En la práctica de la Inspección de Trabajo
esta conducta se ha detectado con frecuencia en los anuncios
publicitarios publicados en los medios de comunicación
en los que se solicitan mujeres u hombres para determinados
empleos, o también personas de una concreta y determinada
edad, y ya ha habido varios supuestos en los que se ha iniciado
un procedimiento sancionador por violación de este
precepto.
Mucho más difícil resulta su comprobación
en aquellos casos en los que las condiciones discriminatorias
no se hacen públicas o no llegan a ser conocidas
por los afectados en la selección de personal.
También se hace particularmente difícil su
aplicación dentro del derecho sancionador en los
numerosos supuestos en los que la selección de trabajadores
por el empresario solo ha recaído en personas de
determinado sexo, edad o condición social. Se ve
en la práctica que en determinadas profesiones, como
por ejemplo las relacionadas con la construcción,
se emplea mayoritariamente a hombres y en otras, como la
limpieza, se emplea mayoritariamente a mujeres.
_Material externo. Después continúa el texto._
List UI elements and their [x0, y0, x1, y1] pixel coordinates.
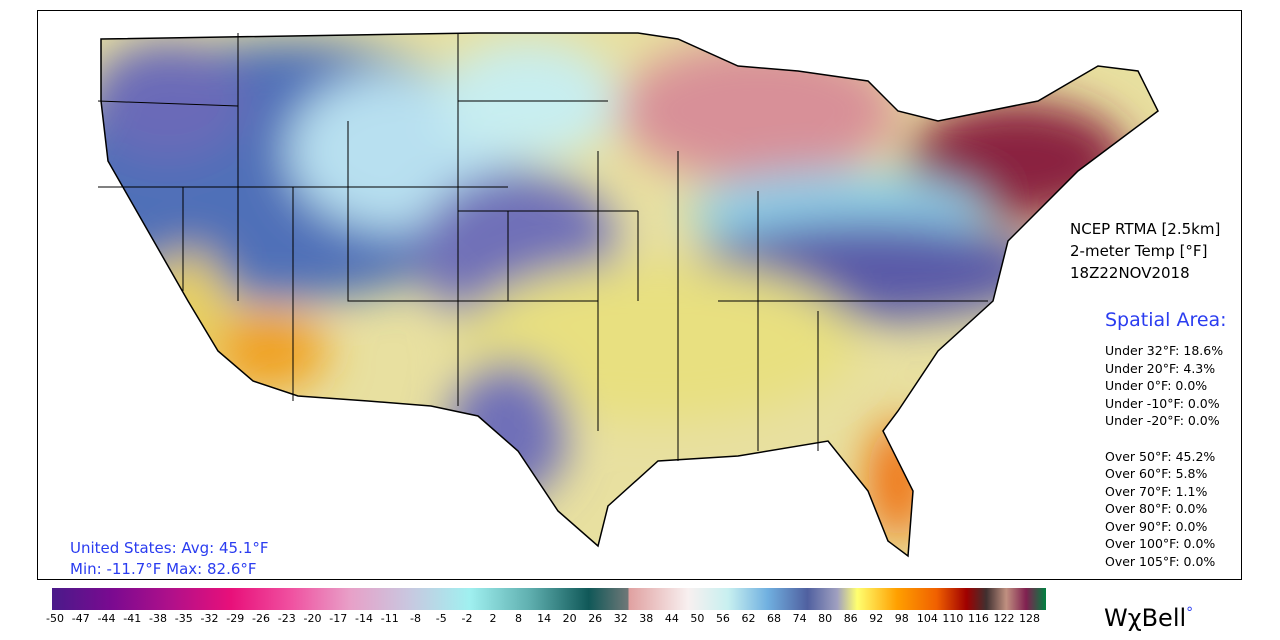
colorbar-tick-label: 116	[967, 612, 989, 625]
logo-mark: °	[1186, 605, 1194, 621]
colorbar-tick-label: -47	[71, 612, 90, 625]
stat-over-80: Over 80°F: 0.0%	[1105, 501, 1208, 516]
colorbar-labels: -50 -47 -44 -41 -38 -35 -32 -29 -26 -23 -20 -17 -14-…	[40, 612, 1050, 628]
spatial-stats: Under 32°F: 18.6% Under 20°F: 4.3% Under…	[1105, 342, 1223, 570]
logo-text: WχBell	[1104, 604, 1187, 632]
colorbar-tick-label: 26	[588, 612, 603, 625]
colorbar-tick-label: -20	[303, 612, 322, 625]
state-borders	[97, 33, 988, 461]
temperature-map	[97, 32, 1159, 558]
colorbar-tick-label: -5	[435, 612, 447, 625]
colorbar-tick-label: -8	[410, 612, 421, 625]
map-frame	[37, 10, 1242, 580]
colorbar-tick-label: -44	[97, 612, 116, 625]
colorbar-tick-label: -41	[123, 612, 142, 625]
colorbar-tick-label: -14	[355, 612, 373, 625]
colorbar-tick-label: -35	[174, 612, 193, 625]
colorbar-tick-label: 128	[1019, 612, 1041, 625]
map-title: NCEP RTMA [2.5km] 2-meter Temp [°F] 18Z2…	[1070, 218, 1220, 284]
stat-over-60: Over 60°F: 5.8%	[1105, 466, 1208, 481]
stat-under-minus20: Under -20°F: 0.0%	[1105, 413, 1220, 428]
us-outline	[100, 32, 1159, 558]
colorbar-tick-label: 110	[942, 612, 964, 625]
colorbar-tick-label: 68	[767, 612, 782, 625]
colorbar-tick-label: -17	[329, 612, 348, 625]
colorbar-tick-label: 32	[613, 612, 628, 625]
variable-name: 2-meter Temp [°F]	[1070, 242, 1208, 260]
colorbar-tick-label: 86	[843, 612, 858, 625]
colorbar-tick-label: -2	[461, 612, 473, 625]
min-max-temp: Min: -11.7°F Max: 82.6°F	[70, 560, 257, 578]
stat-under-32: Under 32°F: 18.6%	[1105, 343, 1224, 358]
colorbar-tick-label: 56	[715, 612, 730, 625]
summary-stats: United States: Avg: 45.1°F Min: -11.7°F …	[70, 538, 269, 580]
stat-under-20: Under 20°F: 4.3%	[1105, 360, 1216, 376]
colorbar-tick-label: -50	[46, 612, 64, 625]
colorbar-tick-label: 62	[741, 612, 756, 625]
colorbar-tick-label: 74	[792, 612, 807, 625]
colorbar-tick-label: -11	[380, 612, 399, 625]
stat-over-70: Over 70°F: 1.1%	[1105, 483, 1208, 499]
colorbar-tick-label: 20	[562, 612, 577, 625]
colorbar-tick-label: 50	[690, 612, 705, 625]
colorbar-tick-label: 92	[869, 612, 884, 625]
colorbar-tick-label: -38	[149, 612, 167, 625]
colorbar-tick-label: -32	[200, 612, 219, 625]
stat-over-105: Over 105°F: 0.0%	[1105, 553, 1216, 569]
stat-under-0: Under 0°F: 0.0%	[1105, 378, 1208, 393]
colorbar	[52, 588, 1046, 610]
stat-under-minus10: Under -10°F: 0.0%	[1105, 395, 1220, 411]
colorbar-tick-label: -26	[252, 612, 270, 625]
spatial-area-heading: Spatial Area:	[1105, 309, 1227, 331]
average-temp: United States: Avg: 45.1°F	[70, 539, 269, 557]
product-name: NCEP RTMA [2.5km]	[1070, 220, 1221, 238]
colorbar-tick-label: 8	[515, 612, 523, 625]
colorbar-tick-label: -23	[277, 612, 296, 625]
valid-time: 18Z22NOV2018	[1070, 264, 1190, 282]
colorbar-tick-label: 122	[993, 612, 1015, 625]
colorbar-tick-label: 2	[489, 612, 497, 625]
colorbar-tick-label: 44	[664, 612, 679, 625]
colorbar-tick-label: 98	[894, 612, 909, 625]
temperature-field	[101, 33, 1158, 556]
colorbar-tick-label: 104	[916, 612, 938, 625]
colorbar-tick-label: 38	[639, 612, 654, 625]
colorbar-tick-label: -29	[226, 612, 245, 625]
stat-over-90: Over 90°F: 0.0%	[1105, 518, 1208, 534]
stat-over-100: Over 100°F: 0.0%	[1105, 536, 1216, 551]
colorbar-tick-label: 14	[537, 612, 552, 625]
colorbar-tick-label: 80	[818, 612, 833, 625]
wxbell-logo: WχBell°	[1104, 604, 1193, 632]
stat-over-50: Over 50°F: 45.2%	[1105, 448, 1216, 464]
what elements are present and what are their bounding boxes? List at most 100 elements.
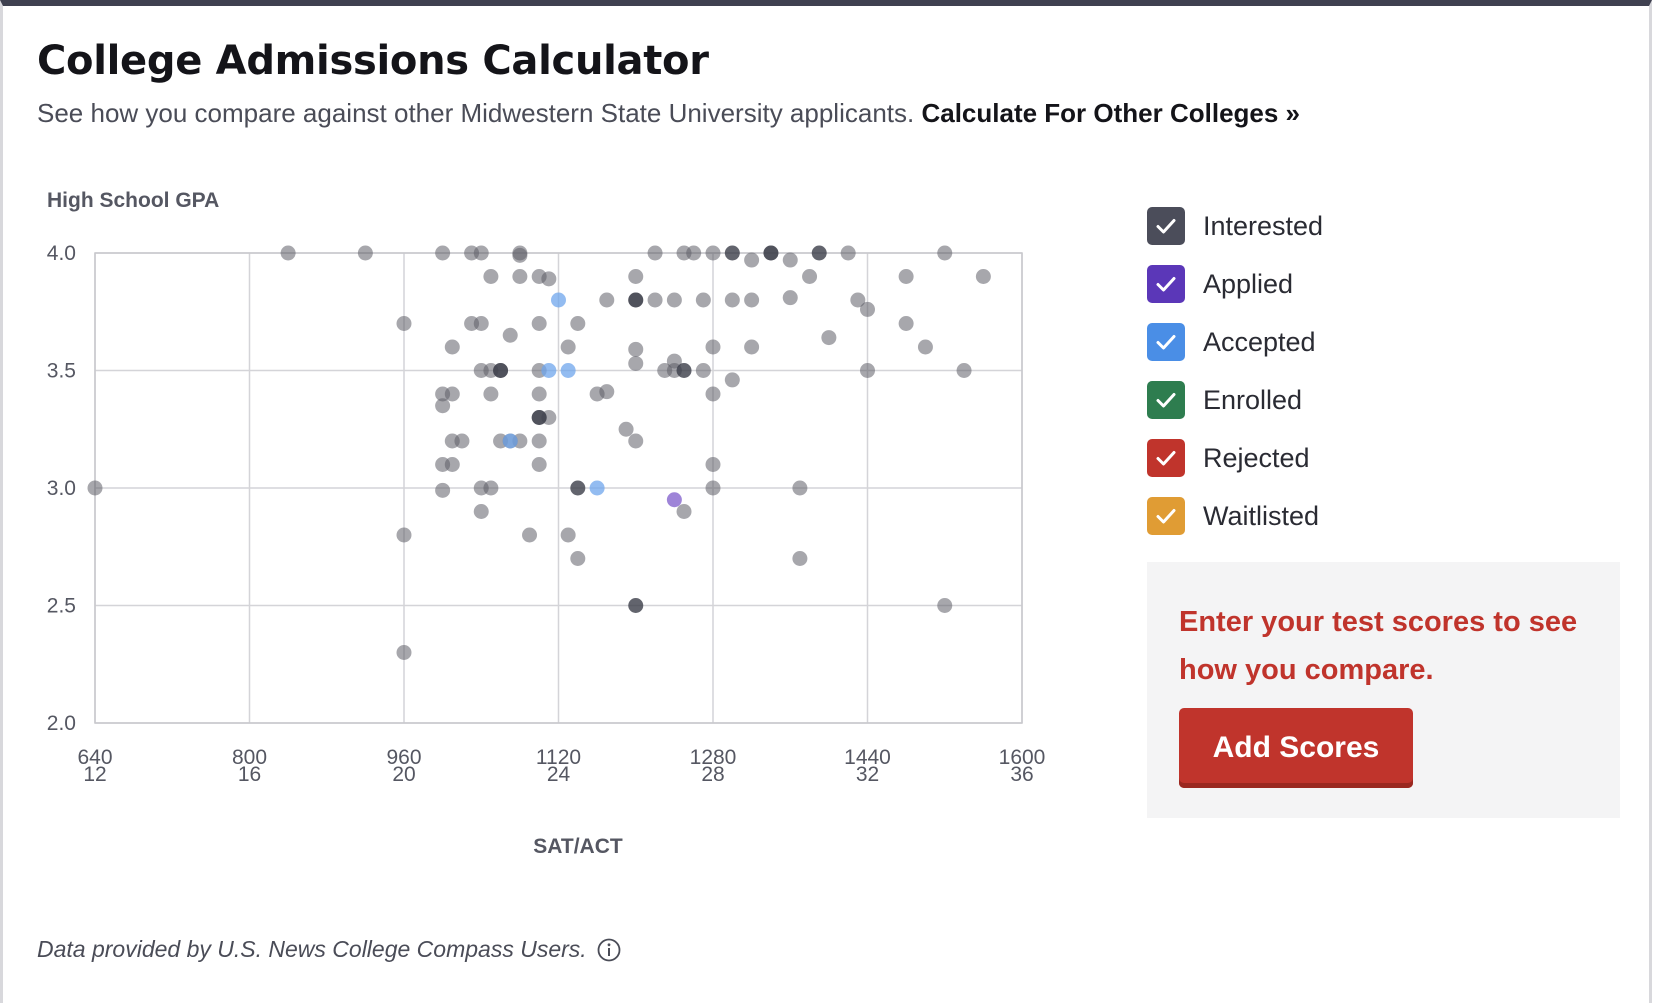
data-point-interested[interactable] — [473, 316, 489, 331]
data-point-interested[interactable] — [850, 292, 866, 308]
data-point-interested[interactable] — [618, 421, 634, 437]
data-point-interested[interactable] — [396, 645, 412, 660]
checkbox-waitlisted[interactable] — [1147, 497, 1185, 535]
data-point-interested[interactable] — [628, 269, 644, 284]
checkbox-enrolled[interactable] — [1147, 381, 1185, 419]
data-point-accepted[interactable] — [551, 292, 566, 308]
data-point-interested[interactable] — [444, 339, 460, 355]
data-point-interested[interactable] — [560, 527, 576, 543]
data-point-interested[interactable] — [570, 551, 586, 566]
data-point-interested[interactable] — [628, 355, 644, 371]
checkbox-interested[interactable] — [1147, 207, 1185, 245]
data-point-interested[interactable] — [531, 433, 547, 449]
data-point-interested[interactable] — [628, 341, 644, 357]
data-point-accepted[interactable] — [560, 363, 576, 378]
data-point-interested[interactable] — [444, 457, 460, 472]
data-point-interested[interactable] — [763, 245, 779, 261]
data-point-interested[interactable] — [628, 598, 644, 613]
data-point-interested[interactable] — [512, 269, 528, 284]
data-point-interested[interactable] — [676, 363, 692, 378]
data-point-interested[interactable] — [686, 245, 702, 261]
data-point-interested[interactable] — [898, 269, 914, 284]
data-point-interested[interactable] — [396, 527, 412, 543]
data-point-interested[interactable] — [676, 504, 692, 519]
data-point-interested[interactable] — [647, 292, 663, 308]
data-point-interested[interactable] — [502, 327, 518, 343]
data-point-interested[interactable] — [531, 316, 547, 331]
data-point-interested[interactable] — [724, 372, 740, 388]
data-point-interested[interactable] — [782, 252, 798, 268]
data-point-interested[interactable] — [792, 551, 808, 566]
data-point-interested[interactable] — [860, 301, 875, 317]
data-point-applied[interactable] — [666, 492, 682, 508]
legend-item-enrolled[interactable]: Enrolled — [1147, 371, 1323, 429]
data-point-interested[interactable] — [628, 292, 644, 308]
data-point-interested[interactable] — [560, 339, 576, 355]
data-point-interested[interactable] — [435, 245, 451, 261]
data-point-interested[interactable] — [917, 339, 933, 355]
data-point-interested[interactable] — [435, 398, 451, 414]
data-point-interested[interactable] — [705, 339, 721, 355]
data-point-interested[interactable] — [695, 363, 711, 378]
data-point-interested[interactable] — [821, 330, 837, 346]
data-point-interested[interactable] — [570, 316, 586, 331]
data-point-interested[interactable] — [705, 245, 721, 261]
data-point-interested[interactable] — [280, 245, 296, 261]
data-point-interested[interactable] — [860, 363, 875, 378]
data-point-interested[interactable] — [744, 252, 760, 268]
checkbox-rejected[interactable] — [1147, 439, 1185, 477]
data-point-interested[interactable] — [512, 247, 528, 263]
data-point-interested[interactable] — [531, 386, 547, 402]
data-point-interested[interactable] — [483, 480, 499, 496]
data-point-interested[interactable] — [666, 292, 682, 308]
data-point-interested[interactable] — [647, 245, 663, 261]
data-point-interested[interactable] — [483, 386, 499, 402]
data-point-accepted[interactable] — [502, 433, 518, 449]
legend-item-waitlisted[interactable]: Waitlisted — [1147, 487, 1323, 545]
data-point-interested[interactable] — [522, 527, 538, 543]
data-point-interested[interactable] — [705, 457, 721, 472]
data-point-interested[interactable] — [705, 480, 721, 496]
checkbox-accepted[interactable] — [1147, 323, 1185, 361]
data-point-interested[interactable] — [724, 292, 740, 308]
data-point-interested[interactable] — [599, 384, 615, 400]
data-point-interested[interactable] — [473, 504, 489, 519]
data-point-interested[interactable] — [744, 292, 760, 308]
data-point-interested[interactable] — [937, 598, 953, 613]
data-point-interested[interactable] — [811, 245, 827, 261]
data-point-interested[interactable] — [396, 316, 412, 331]
data-point-interested[interactable] — [444, 386, 460, 402]
data-point-interested[interactable] — [570, 480, 586, 496]
checkbox-applied[interactable] — [1147, 265, 1185, 303]
data-point-interested[interactable] — [802, 269, 818, 284]
data-point-interested[interactable] — [792, 480, 808, 496]
info-icon[interactable] — [597, 938, 621, 962]
data-point-interested[interactable] — [724, 245, 740, 261]
data-point-accepted[interactable] — [589, 480, 605, 496]
data-point-accepted[interactable] — [541, 363, 557, 378]
legend-item-rejected[interactable]: Rejected — [1147, 429, 1323, 487]
data-point-interested[interactable] — [87, 480, 103, 496]
data-point-interested[interactable] — [493, 363, 509, 378]
data-point-interested[interactable] — [898, 316, 914, 331]
data-point-interested[interactable] — [454, 433, 470, 449]
data-point-interested[interactable] — [357, 245, 373, 261]
data-point-interested[interactable] — [782, 290, 798, 306]
legend-item-applied[interactable]: Applied — [1147, 255, 1323, 313]
add-scores-button[interactable]: Add Scores — [1179, 708, 1413, 788]
data-point-interested[interactable] — [744, 339, 760, 355]
data-point-interested[interactable] — [937, 245, 953, 261]
data-point-interested[interactable] — [956, 363, 972, 378]
data-point-interested[interactable] — [840, 245, 856, 261]
data-point-interested[interactable] — [541, 271, 557, 287]
other-colleges-link[interactable]: Calculate For Other Colleges » — [921, 98, 1301, 128]
data-point-interested[interactable] — [531, 410, 547, 425]
legend-item-interested[interactable]: Interested — [1147, 197, 1323, 255]
data-point-interested[interactable] — [705, 386, 721, 402]
data-point-interested[interactable] — [975, 269, 991, 284]
data-point-interested[interactable] — [628, 433, 644, 449]
legend-item-accepted[interactable]: Accepted — [1147, 313, 1323, 371]
data-point-interested[interactable] — [599, 292, 615, 308]
data-point-interested[interactable] — [435, 482, 451, 498]
data-point-interested[interactable] — [531, 457, 547, 472]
En estos casos, la acción de la Inspección
se puede orientar hacia la propuesta o el impulso de medidas
de promoción de la contratación de los colectivos
presuntamente discriminados en los términos que luego
veremos.
Los actos discriminatorios
La segunda conducta infractora referida a este tema es
la prevista por el Art. 8.12 de la LISOS, que tipifica como
infracción muy grave "las decisiones unilaterales
del empresario que impliquen discriminaciones directas o
indirectas desfavorables por razón de edad o discapacidad
o favorables o adversas en materia de retribuciones, jornadas,
formación, promoción y demás condiciones
de trabajo, por circunstancias de sexo, origen, incluido
el racial o étnico, estado civil, condición
social, religión o convicciones, ideas políticas,
orientación sexual, adhesión o no a sindicatos
y a sus acuerdos, vínculos de parentesco con otros
trabajadores en la empresa o lengua dentro del Estado español,
así como las decisiones del empresario que supongan
un trato desfavorable de los trabajadores como reacción
ante una reclamación efectuada en la empresa o ante
una acción judicial destinada a exigir el cumplimiento
del principio de igualdad de trato y no discriminación".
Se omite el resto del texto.